La deuxième approche est quant à elle, fondée sur l’efficience du marché. Avant les années 1970, chaque pays avait leur propre normalisation comptable. Cette normalisation se basait sur le système économique, social, fiscal, culturel et politique de chaque pays. Les échanges internationaux, les économies et les marchés financiers se développaient et les frontières disparaissaient peu à peu de point de vue économique. C’est sur ce point de vue que se crée la nécessité d’harmoniser la comptabilisation des entreprises cotées en bourse. Bien que la communauté européenne, avec l’approche continentale, fut le premier à initier l’harmonisation comptable, un organisme de droit privé appelé IASC (International Accounting Standards Comittee), aujourd’hui IASB (International Accounting Standard Board) avait élaboré des normes interna­tionales. Ces normes sont orientées vers les marchés financiers, et prenaient le dessus de plus en plus pour qu’à partir du 1er janvier 2005 les comptes consolidés des sociétés cotées de l’Union européenne soient obligatoirement produits avec les normes internationales qui sont les « international Financial Reporting Standard » ou IFRS. Les IFRS et leurs interprétations s’inscrivent au sein d’un cadre préalable dénommé « cadre conceptuel ». Le cadre conceptuel définit la qualité de l’information financière. Selon l’IASB, deux qualités sont fondamentales pour fiabiliser les informations financières : la représentation fidèle et la pertinence.
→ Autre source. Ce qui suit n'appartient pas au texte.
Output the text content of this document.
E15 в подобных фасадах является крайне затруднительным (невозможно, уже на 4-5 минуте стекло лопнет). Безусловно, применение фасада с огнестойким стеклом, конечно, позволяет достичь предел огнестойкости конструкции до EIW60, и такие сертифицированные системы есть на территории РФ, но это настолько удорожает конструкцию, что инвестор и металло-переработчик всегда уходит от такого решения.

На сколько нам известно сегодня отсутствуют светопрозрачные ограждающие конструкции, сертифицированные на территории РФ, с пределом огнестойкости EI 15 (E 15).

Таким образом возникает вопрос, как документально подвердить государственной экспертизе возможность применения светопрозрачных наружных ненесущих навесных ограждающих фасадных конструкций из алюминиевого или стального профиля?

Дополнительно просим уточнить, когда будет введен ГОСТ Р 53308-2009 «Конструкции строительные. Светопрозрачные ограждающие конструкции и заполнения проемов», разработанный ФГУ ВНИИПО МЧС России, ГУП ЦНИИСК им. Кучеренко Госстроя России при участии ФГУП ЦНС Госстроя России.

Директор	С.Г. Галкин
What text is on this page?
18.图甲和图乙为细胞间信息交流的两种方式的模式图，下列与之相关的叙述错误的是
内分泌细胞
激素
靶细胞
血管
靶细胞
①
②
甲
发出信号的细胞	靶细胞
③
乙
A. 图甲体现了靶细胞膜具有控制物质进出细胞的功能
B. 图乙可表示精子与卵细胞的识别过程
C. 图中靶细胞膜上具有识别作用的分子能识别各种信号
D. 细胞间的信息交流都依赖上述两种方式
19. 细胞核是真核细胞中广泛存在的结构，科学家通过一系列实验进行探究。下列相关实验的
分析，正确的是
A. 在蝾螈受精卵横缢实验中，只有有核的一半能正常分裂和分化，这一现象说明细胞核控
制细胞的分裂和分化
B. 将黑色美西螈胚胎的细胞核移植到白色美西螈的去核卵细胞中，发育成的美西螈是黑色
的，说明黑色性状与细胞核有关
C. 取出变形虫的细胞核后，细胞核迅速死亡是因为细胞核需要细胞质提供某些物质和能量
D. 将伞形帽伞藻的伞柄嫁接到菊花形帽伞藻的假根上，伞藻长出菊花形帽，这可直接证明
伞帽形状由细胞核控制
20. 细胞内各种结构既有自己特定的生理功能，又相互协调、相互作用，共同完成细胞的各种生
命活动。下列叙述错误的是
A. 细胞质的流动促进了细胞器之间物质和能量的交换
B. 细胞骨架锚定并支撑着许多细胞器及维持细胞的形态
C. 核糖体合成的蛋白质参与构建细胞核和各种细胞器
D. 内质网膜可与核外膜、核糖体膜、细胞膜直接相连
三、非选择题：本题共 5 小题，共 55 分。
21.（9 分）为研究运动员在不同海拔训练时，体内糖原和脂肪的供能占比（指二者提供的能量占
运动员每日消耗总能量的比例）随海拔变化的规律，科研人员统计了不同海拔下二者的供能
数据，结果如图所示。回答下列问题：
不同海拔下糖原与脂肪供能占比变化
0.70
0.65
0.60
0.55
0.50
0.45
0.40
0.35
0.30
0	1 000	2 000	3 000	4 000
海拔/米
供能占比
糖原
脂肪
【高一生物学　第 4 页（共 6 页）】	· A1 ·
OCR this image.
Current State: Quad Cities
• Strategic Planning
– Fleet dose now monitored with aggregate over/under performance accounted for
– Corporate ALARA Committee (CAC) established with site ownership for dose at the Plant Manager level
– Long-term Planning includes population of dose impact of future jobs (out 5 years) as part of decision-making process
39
  • La représentation fidèle : Les informations financières doivent être complètes (comprendre toutes les informations nécessaires à la compréhension des faits présentés), neutres (sans biais) et sans erreurs significatives.
  • La pertinence : Les informations sont capables d’influencer les décisions prises par les utilisateurs. Pour cela, elles doivent avoir une valeur prédictive et une valeur de confirmation.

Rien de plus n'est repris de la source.